Working quickly, President Bush has drafted the first half of his prescription drug plan for Medicare and sent it to Congress. But the so-called “immediate helping hand,” a short-term block grant program to subsidize prescriptions for low-income beneficiaries while Congress works out a permanent benefit, has few supporters in Congress. Both parties want to decide the bigger issue now.

The Democrats’ position is familiar: a universal prescription drug benefit tacked onto the existing Medicare program. Bush has put a stake in the ground, favoring a drug benefit only as part of larger Medicare reforms similar to those recommended last year by a blue-ribbon panel headed by Louisiana Democratic Sen. John Breaux and Tennessee Republican Sen.
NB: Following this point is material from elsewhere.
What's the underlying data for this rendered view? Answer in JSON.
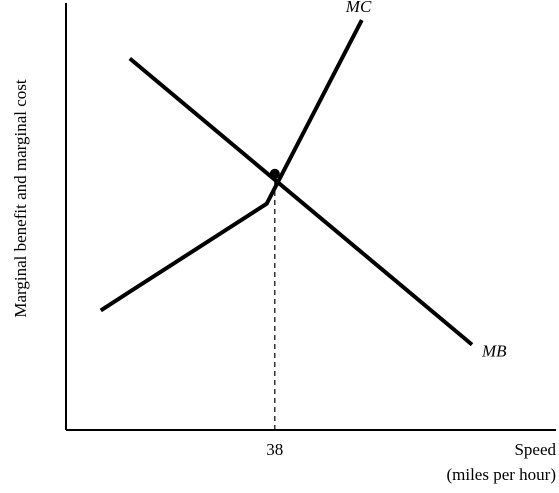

Bill Frist.

The Republican chairman of the Senate Finance Committee, Charles Grassley of Iowa, says he will not entertain the reform package, and instead plans to work with Democrats to pass a drug benefit of some sort by summer and make incremental reforms to Medicare. Washington insiders say the GOP does not have the votes to pass a large-scale reform bill, and both parties are more eager to cut a deal and pass compromise legislation to establish a drug benefit, rather than become mired again in gridlock.

Still, reform advocates are going to try. A bill introduced Feb. 16 by Breaux and Frist is modeled on the panel’s recommendations. Under it, a new Medicare board would establish a competitive system to pay Medicare+Choice plans and beckon them back to the program. Incidentally, making participation in Medicare more attractive to plans had been Congress’s intent last year when it agreed to restore $12 billion, over five years, in funding that had been stripped from them by the Balanced Budget Act.
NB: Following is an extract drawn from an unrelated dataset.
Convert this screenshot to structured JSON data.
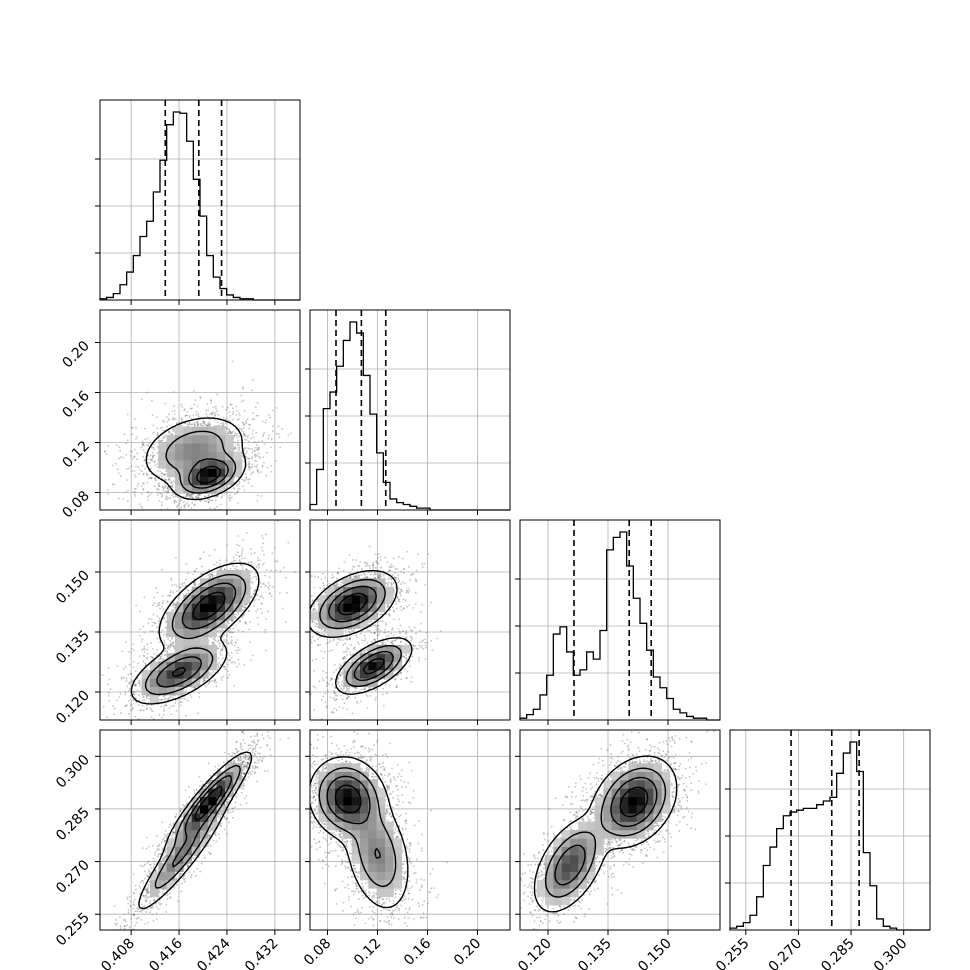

But from Congress’s point of view, Medicare HMOs — which had been trimming supplementary benefits as expenses mounted — were supposed to use the cash to add benefits. Instead, health plans are using the extra funds to boost payment rates to physicians and hospitals, who long considered them inadequate, and thus expand their provider networks. Expect both parties to bring this up as reform talks get under way.